Atari Pong

By Luke Miller

4. October 2020 - 4 minute read - 788 words

This is a short post to describe my practical introduction to Reinforcement Learning (RL), where I trained a simple agent to play the classic Atari game Pong via a Deep Q-Network.

In English, this means we teach a novice computer to play the classic paddle game by allowing it to observe what happens when it performs various movements at different times and stages of gameplay (against the same, fairly strong opponent). Then, after making a sequence of movement choices, our agent either gets a point (reward of +1) or loses one (reward of -1). After a lot of trial and error, the agent will have observed enough situations to learn what is a good move to make at a given moment in the game.

Although my agent does not win its games, I have managed to train a fairly competent player that comes close to winning!

Please be aware that I do not claim that this work is at all original - I simply attempted to complete one of the homework assignment from Stanford University’s CS234 Reinforcement Learning course (2020). This exact topic has also been covered in one of Andrew Karpathy’s great blog posts. However, the code that completes the assignment is my own.

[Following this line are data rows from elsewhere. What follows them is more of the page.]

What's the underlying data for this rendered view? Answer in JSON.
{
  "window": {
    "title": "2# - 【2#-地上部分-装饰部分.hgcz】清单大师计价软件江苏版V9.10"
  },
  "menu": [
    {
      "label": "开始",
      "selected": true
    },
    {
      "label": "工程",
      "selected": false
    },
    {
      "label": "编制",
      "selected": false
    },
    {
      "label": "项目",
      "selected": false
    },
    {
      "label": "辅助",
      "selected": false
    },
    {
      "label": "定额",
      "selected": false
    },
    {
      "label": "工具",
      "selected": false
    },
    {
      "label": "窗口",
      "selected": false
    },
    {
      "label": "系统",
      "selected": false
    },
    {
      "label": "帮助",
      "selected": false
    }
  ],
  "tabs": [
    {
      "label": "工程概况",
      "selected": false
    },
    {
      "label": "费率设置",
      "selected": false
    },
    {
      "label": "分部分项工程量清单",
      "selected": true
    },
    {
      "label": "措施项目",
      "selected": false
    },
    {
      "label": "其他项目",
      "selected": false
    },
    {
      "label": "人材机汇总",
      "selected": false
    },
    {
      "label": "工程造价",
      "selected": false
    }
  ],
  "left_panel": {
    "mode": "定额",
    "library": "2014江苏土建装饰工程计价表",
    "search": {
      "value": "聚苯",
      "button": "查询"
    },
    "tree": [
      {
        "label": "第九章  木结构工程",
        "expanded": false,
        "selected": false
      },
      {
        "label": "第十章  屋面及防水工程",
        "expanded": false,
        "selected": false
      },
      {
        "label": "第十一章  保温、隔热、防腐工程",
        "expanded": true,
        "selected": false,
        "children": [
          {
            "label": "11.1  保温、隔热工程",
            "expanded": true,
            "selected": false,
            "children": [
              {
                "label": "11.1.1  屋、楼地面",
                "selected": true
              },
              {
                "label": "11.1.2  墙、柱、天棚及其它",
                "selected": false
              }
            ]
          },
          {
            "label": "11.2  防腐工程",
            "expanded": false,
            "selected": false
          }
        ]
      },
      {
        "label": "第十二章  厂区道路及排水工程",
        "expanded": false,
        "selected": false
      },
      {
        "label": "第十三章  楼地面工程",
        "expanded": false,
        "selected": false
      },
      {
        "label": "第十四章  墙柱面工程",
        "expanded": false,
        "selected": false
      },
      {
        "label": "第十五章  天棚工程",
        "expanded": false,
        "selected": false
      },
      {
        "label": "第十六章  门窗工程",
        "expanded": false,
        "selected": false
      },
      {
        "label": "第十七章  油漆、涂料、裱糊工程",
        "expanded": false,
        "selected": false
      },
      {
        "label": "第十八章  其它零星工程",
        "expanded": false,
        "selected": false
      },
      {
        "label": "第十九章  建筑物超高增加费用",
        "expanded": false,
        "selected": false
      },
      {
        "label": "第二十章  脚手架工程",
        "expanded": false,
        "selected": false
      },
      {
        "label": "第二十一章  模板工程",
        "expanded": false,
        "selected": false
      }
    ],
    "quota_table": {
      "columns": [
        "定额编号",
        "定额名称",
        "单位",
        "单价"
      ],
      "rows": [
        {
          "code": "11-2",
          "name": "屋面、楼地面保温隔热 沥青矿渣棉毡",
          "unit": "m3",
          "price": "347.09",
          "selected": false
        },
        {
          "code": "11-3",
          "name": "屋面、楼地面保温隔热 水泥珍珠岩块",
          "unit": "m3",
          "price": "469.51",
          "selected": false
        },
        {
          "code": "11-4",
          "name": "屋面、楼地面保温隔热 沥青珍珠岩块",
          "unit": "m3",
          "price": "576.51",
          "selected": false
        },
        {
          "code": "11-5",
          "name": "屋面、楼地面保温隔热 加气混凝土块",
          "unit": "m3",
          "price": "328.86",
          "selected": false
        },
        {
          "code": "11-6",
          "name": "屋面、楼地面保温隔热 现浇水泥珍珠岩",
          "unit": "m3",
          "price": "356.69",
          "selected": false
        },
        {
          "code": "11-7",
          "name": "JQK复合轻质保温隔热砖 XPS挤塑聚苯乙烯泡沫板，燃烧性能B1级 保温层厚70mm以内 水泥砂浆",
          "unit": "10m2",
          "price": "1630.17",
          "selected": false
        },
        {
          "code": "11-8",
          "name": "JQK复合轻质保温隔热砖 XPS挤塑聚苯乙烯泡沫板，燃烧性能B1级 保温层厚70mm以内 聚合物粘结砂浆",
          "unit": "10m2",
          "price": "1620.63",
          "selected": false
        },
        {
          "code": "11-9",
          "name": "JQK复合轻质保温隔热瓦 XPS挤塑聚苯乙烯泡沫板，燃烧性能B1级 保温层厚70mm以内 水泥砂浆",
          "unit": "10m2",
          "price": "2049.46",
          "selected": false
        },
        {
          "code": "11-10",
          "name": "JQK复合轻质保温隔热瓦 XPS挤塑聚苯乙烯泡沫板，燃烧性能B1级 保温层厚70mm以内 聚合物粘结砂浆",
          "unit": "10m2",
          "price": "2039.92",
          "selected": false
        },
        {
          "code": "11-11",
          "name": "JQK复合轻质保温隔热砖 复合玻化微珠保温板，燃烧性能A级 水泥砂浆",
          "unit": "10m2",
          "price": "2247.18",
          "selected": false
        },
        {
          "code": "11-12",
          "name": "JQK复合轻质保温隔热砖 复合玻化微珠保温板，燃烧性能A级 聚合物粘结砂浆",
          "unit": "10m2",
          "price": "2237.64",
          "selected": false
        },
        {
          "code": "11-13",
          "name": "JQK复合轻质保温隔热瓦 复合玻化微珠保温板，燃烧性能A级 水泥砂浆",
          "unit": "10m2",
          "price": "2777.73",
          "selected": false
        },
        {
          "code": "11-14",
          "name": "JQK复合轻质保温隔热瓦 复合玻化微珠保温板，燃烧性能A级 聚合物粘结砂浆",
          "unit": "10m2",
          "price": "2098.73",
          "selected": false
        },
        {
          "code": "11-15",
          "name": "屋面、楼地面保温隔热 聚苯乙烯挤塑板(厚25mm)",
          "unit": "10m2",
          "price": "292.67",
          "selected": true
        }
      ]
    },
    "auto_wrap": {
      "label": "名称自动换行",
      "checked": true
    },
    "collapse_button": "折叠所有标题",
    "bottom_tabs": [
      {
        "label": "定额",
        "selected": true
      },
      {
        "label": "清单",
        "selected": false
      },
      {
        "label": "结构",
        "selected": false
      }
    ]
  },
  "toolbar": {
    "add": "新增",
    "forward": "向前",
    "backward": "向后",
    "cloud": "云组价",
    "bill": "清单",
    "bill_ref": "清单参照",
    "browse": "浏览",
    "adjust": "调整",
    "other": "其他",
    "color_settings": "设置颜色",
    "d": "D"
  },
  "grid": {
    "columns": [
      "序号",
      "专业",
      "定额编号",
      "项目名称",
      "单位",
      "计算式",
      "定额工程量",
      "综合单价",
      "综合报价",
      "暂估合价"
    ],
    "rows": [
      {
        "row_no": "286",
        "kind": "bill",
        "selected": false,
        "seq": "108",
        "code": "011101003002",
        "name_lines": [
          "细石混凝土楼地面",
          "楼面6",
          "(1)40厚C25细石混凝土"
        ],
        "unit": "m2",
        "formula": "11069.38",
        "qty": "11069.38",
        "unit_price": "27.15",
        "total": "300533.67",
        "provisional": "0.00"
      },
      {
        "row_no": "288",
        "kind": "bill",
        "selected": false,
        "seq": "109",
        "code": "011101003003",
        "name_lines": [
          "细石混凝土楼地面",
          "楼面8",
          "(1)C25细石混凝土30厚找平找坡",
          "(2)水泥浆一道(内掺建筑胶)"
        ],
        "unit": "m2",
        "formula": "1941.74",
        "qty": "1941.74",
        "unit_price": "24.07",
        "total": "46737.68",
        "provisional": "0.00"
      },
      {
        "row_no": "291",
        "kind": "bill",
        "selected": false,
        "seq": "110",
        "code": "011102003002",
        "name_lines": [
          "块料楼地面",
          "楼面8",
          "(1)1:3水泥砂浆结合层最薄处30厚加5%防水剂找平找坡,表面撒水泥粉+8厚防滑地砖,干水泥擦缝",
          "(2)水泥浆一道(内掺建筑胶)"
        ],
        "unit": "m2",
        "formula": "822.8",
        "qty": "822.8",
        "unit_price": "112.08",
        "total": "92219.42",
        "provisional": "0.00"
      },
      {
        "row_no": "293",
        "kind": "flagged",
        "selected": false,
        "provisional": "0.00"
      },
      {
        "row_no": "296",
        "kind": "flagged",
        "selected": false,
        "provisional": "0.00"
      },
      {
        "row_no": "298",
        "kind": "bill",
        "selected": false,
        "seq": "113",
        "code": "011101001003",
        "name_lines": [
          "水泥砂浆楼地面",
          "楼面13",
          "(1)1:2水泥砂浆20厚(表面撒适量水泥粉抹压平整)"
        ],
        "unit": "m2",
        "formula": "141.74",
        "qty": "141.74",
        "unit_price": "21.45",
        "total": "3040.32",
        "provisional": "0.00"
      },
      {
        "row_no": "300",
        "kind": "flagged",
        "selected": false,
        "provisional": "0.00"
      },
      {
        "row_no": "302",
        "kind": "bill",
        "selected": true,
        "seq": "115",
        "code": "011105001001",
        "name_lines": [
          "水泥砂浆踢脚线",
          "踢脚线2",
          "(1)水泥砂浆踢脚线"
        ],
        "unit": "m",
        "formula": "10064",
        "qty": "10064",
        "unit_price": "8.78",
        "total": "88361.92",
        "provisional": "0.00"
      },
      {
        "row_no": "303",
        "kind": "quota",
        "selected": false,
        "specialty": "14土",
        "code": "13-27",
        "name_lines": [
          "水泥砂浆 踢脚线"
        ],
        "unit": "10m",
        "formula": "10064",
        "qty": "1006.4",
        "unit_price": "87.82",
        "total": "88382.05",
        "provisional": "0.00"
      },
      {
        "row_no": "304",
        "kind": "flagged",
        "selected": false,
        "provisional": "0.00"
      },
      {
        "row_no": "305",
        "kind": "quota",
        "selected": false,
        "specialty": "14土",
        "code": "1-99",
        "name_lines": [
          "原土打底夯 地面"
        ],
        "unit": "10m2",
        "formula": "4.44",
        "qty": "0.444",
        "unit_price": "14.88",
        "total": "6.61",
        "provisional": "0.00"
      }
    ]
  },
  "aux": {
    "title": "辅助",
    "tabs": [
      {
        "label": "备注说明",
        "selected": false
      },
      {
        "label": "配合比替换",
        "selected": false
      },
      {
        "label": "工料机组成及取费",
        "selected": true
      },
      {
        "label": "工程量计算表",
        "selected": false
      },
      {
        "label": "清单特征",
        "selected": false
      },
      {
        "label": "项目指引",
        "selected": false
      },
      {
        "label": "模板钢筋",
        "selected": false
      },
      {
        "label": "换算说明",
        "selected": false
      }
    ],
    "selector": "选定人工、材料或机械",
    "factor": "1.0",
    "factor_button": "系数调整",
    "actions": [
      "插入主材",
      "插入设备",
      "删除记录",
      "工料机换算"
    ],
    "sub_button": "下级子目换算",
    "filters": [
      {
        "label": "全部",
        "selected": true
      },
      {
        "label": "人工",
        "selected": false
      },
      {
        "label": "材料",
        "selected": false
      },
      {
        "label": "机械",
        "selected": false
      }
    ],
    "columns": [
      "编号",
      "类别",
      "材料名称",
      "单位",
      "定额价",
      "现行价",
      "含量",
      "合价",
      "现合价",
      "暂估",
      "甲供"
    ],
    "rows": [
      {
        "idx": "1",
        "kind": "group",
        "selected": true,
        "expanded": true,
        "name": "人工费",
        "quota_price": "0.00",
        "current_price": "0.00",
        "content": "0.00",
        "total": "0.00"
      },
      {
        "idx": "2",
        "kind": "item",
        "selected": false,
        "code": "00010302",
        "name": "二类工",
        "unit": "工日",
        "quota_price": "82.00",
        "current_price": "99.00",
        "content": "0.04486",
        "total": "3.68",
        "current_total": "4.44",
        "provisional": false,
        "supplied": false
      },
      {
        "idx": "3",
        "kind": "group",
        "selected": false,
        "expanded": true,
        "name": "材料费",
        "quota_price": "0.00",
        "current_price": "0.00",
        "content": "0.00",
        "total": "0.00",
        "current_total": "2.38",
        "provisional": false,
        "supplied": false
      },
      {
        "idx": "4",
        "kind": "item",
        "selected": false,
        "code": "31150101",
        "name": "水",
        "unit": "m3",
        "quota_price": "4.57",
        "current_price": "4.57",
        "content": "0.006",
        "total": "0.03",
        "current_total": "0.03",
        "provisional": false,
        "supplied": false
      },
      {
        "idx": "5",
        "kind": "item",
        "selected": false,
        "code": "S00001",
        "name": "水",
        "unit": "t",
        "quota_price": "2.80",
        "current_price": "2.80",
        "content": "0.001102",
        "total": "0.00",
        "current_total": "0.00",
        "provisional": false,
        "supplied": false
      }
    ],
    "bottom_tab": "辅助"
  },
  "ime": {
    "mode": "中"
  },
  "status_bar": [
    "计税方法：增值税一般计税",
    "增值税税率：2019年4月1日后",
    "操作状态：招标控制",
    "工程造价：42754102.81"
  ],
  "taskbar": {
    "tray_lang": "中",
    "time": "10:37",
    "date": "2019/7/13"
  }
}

What’s really incredible is the sheer number of replays the agent needs to learn from in order to become a competent player (i.e. millions). Take a look at the videos below to see my player’s performance at different stages of its training.

Technical Detail

Code

The implemented approach uses the impressively flexible Deep Q-Network (DQN)¹. It uses the raw greyscale image pixels (of size 80 x 80) as its sensory input, and a standard small Atari space of six possible actions. The reward function for an action is +1 for winning a point, -1 for losing one, or 0 if the point hasn’t ended yet. The entire episode is a whole match, concluding when either player reaches 21 points.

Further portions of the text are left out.